The book has three maps but no photos. The cover shows a pass in the mountains between Kabul and Bamiyan in Afghanistan.
Personal Safety
She carried a .25 calibre pistol with her and had to use it three times, the first when she was attacked by wolves in what is
now Croatia, the second just before she reached Iran,
when she used it to scare off a would-be rapist.
In Iran she used the gun for the final time to chase off three elderly men with shovels when they tried to seize her bicycle.
Shortly afterwards she foiled another rape attempt (a police officer this time)
with a kick to the balls. Occasionally she had stones thrown at her by kids, also in Iran.
Her only serious injury happened on a crowded bus in Afghanistan -- a rifle butt to the ribs delivered accidentally by an angry
tribesman trying to get at the driver because of a sudden increase in fare. A week later she was stung by a scorpion the size of a mouse.
Due to the
extreme differences in temperature, travel through Pakistan was physically the most challenging portion of the journey. It was there that she suffered heat stroke as well as
dysentery.
The only thefts she experienced were minor ones and occurred in Iran and India.
Afghanistan
She travelled from Herat to Kandahar, Kabul, and Jalalabad, with side trips to the Hindu Kush. She praises the splendour of the mountains and compares the Ghorband Valley (with its "neat vineyards," and orchards of "apricot, peach, almond, apple, and cherry") to the Garden of Eden.
In Bamiyan she saw a
180-foot statue of Buddha carved into a cliff face (since destroyed by the
Taliban), as well as the ruins of the "city of sighs" sacked
by Genghis Khan in 1222.
Afghanistan was the only country "where not one single man of
any type has made the slightest attempt 'to get off' with me." Men
may be "hot-tempered and uncontrollably ferocious when roused, but once
a dispute is settled without loss of honour on either side" they embrace each other and "sing a duet."
"The
other day in a tea-house I made a casual remark to a total stranger
about the postal rates here and he immediately offered to pay all my
stamp bills -- a man with no shoes to his feet!
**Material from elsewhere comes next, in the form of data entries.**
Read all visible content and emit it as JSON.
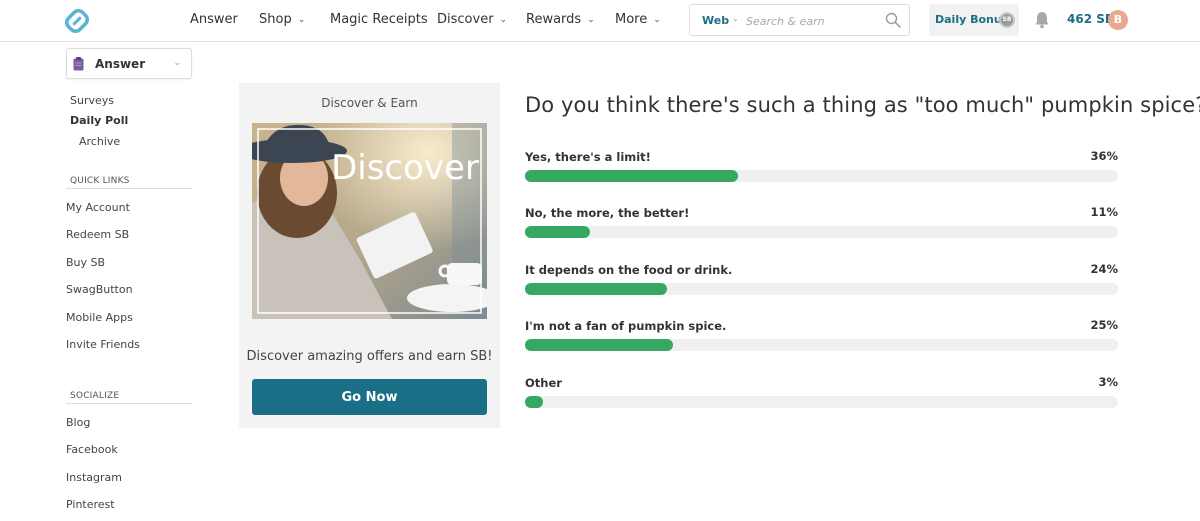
{
  "header": {
    "logo": "swagbucks-logo-icon",
    "nav": [
      {
        "label": "Answer",
        "has_dropdown": false
      },
      {
        "label": "Shop",
        "has_dropdown": true
      },
      {
        "label": "Magic Receipts",
        "has_dropdown": false
      },
      {
        "label": "Discover",
        "has_dropdown": true
      },
      {
        "label": "Rewards",
        "has_dropdown": true
      },
      {
        "label": "More",
        "has_dropdown": true
      }
    ],
    "search": {
      "scope": "Web",
      "placeholder": "Search & earn",
      "value": ""
    },
    "daily_bonus": {
      "label": "Daily Bonus",
      "coin": "SB"
    },
    "balance": "462 SB",
    "avatar_initial": "B"
  },
  "sidebar": {
    "section_select": {
      "label": "Answer",
      "icon": "clipboard-icon"
    },
    "links": [
      {
        "label": "Surveys",
        "active": false
      },
      {
        "label": "Daily Poll",
        "active": true
      },
      {
        "label": "Archive",
        "active": false
      }
    ],
    "quick_links": {
      "heading": "QUICK LINKS",
      "items": [
        "My Account",
        "Redeem SB",
        "Buy SB",
        "SwagButton",
        "Mobile Apps",
        "Invite Friends"
      ]
    },
    "socialize": {
      "heading": "SOCIALIZE",
      "items": [
        "Blog",
        "Facebook",
        "Instagram",
        "Pinterest"
      ]
    }
  },
  "promo": {
    "title": "Discover & Earn",
    "image_text": "Discover",
    "tagline": "Discover amazing offers and earn SB!",
    "button": "Go Now"
  },
  "poll": {
    "question": "Do you think there's such a thing as \"too much\" pumpkin spice?",
    "bar_color": "#36a862",
    "options": [
      {
        "label": "Yes, there's a limit!",
        "percent": 36,
        "percent_label": "36%"
      },
      {
        "label": "No, the more, the better!",
        "percent": 11,
        "percent_label": "11%"
      },
      {
        "label": "It depends on the food or drink.",
        "percent": 24,
        "percent_label": "24%"
      },
      {
        "label": "I'm not a fan of pumpkin spice.",
        "percent": 25,
        "percent_label": "25%"
      },
      {
        "label": "Other",
        "percent": 3,
        "percent_label": "3%"
      }
    ]
  }
}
This is typical."
Pakistan
She travelled the famed Khyber Pass
to Pakistan, and continued on through Peshawar, Rawalpindi, and
Lahore, with excursions into the Himalayas and the Karakoram
Mountains.
She visited the Swat, Indus, and Kaghan Valleys, and saw ibex, the pugmarks of leopards, and butterflies the size of British
robins. When travelling by horseback along precipices she became "so
trustful
that I positively enjoyed looking down to see nothing whatever between
me and the torrent, 1500 feet below."
She dined on
goat meat and stewed clover, and drank salted tea and a local
wine called Punial Water. Afterwards she cleaned her teeth with
walnut bark, which she found better than ordinary toothpaste.
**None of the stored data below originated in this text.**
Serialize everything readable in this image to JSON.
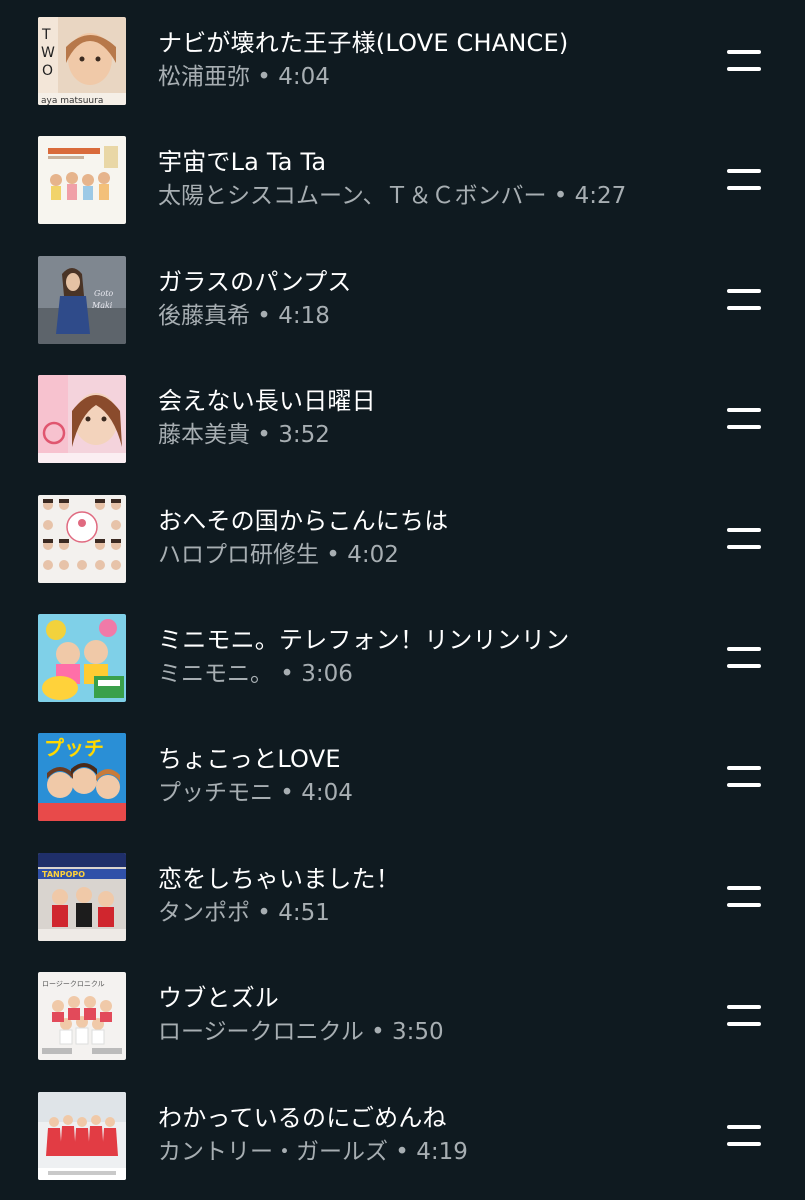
{
  "queue": {
    "tracks": [
      {
        "title": "ナビが壊れた王子様(LOVE CHANCE)",
        "subtitle": "松浦亜弥 • 4:04",
        "artist": "松浦亜弥",
        "duration": "4:04",
        "cover_text": "aya matsuura"
      },
      {
        "title": "宇宙でLa Ta Ta",
        "subtitle": "太陽とシスコムーン、Ｔ＆Ｃボンバー • 4:27",
        "artist": "太陽とシスコムーン、Ｔ＆Ｃボンバー",
        "duration": "4:27"
      },
      {
        "title": "ガラスのパンプス",
        "subtitle": "後藤真希 • 4:18",
        "artist": "後藤真希",
        "duration": "4:18"
      },
      {
        "title": "会えない長い日曜日",
        "subtitle": "藤本美貴 • 3:52",
        "artist": "藤本美貴",
        "duration": "3:52"
      },
      {
        "title": "おへその国からこんにちは",
        "subtitle": "ハロプロ研修生 • 4:02",
        "artist": "ハロプロ研修生",
        "duration": "4:02"
      },
      {
        "title": "ミニモニ。テレフォン！リンリンリン",
        "subtitle": "ミニモニ。 • 3:06",
        "artist": "ミニモニ。",
        "duration": "3:06"
      },
      {
        "title": "ちょこっとLOVE",
        "subtitle": "プッチモニ • 4:04",
        "artist": "プッチモニ",
        "duration": "4:04"
      },
      {
        "title": "恋をしちゃいました！",
        "subtitle": "タンポポ • 4:51",
        "artist": "タンポポ",
        "duration": "4:51",
        "cover_text": "TANPOPO"
      },
      {
        "title": "ウブとズル",
        "subtitle": "ロージークロニクル • 3:50",
        "artist": "ロージークロニクル",
        "duration": "3:50",
        "cover_text": "ロージークロニクル"
      },
      {
        "title": "わかっているのにごめんね",
        "subtitle": "カントリー・ガールズ • 4:19",
        "artist": "カントリー・ガールズ",
        "duration": "4:19"
      }
    ]
  },
  "colors": {
    "background": "#0f1a20",
    "title_text": "#ffffff",
    "subtitle_text": "#a7aeb2",
    "handle": "#ffffff"
  },
  "icons": {
    "drag_handle": "drag-handle-icon"
  }
}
She saw a thrilling polo match where "blood was soon streaming from
over half the twelve players' heads and hands and backs" yet "no tempers
were lost." Meanwhile a band
"played non-stop."
She was repeatedly "astonished by the hospitality and kindness of everyone in this part of the world." Starving peasants were willing to share
their last egg with her yet reluctant to accept money.
Wheels within Wheels
Full Tilt ends abruptly in India, but -- as mentioned in her 1979 autobiography, Wheels within Wheels -- she then worked for six months without pay at a Tibetan refugee camp. She also describes how Full Tilt came to be published and felt it "less a personal triumph than the fulfilment of an obligation to my parents."
She began secretly planning her trip to India at the age of ten when she received
an atlas and a bicycle as birthday presents. When her father died, she felt smothered by the task of caring for her demanding invalid mother. It was not until
1962 when her mother died that Dervla was free to make the trip that she
had been planning for more than half her life.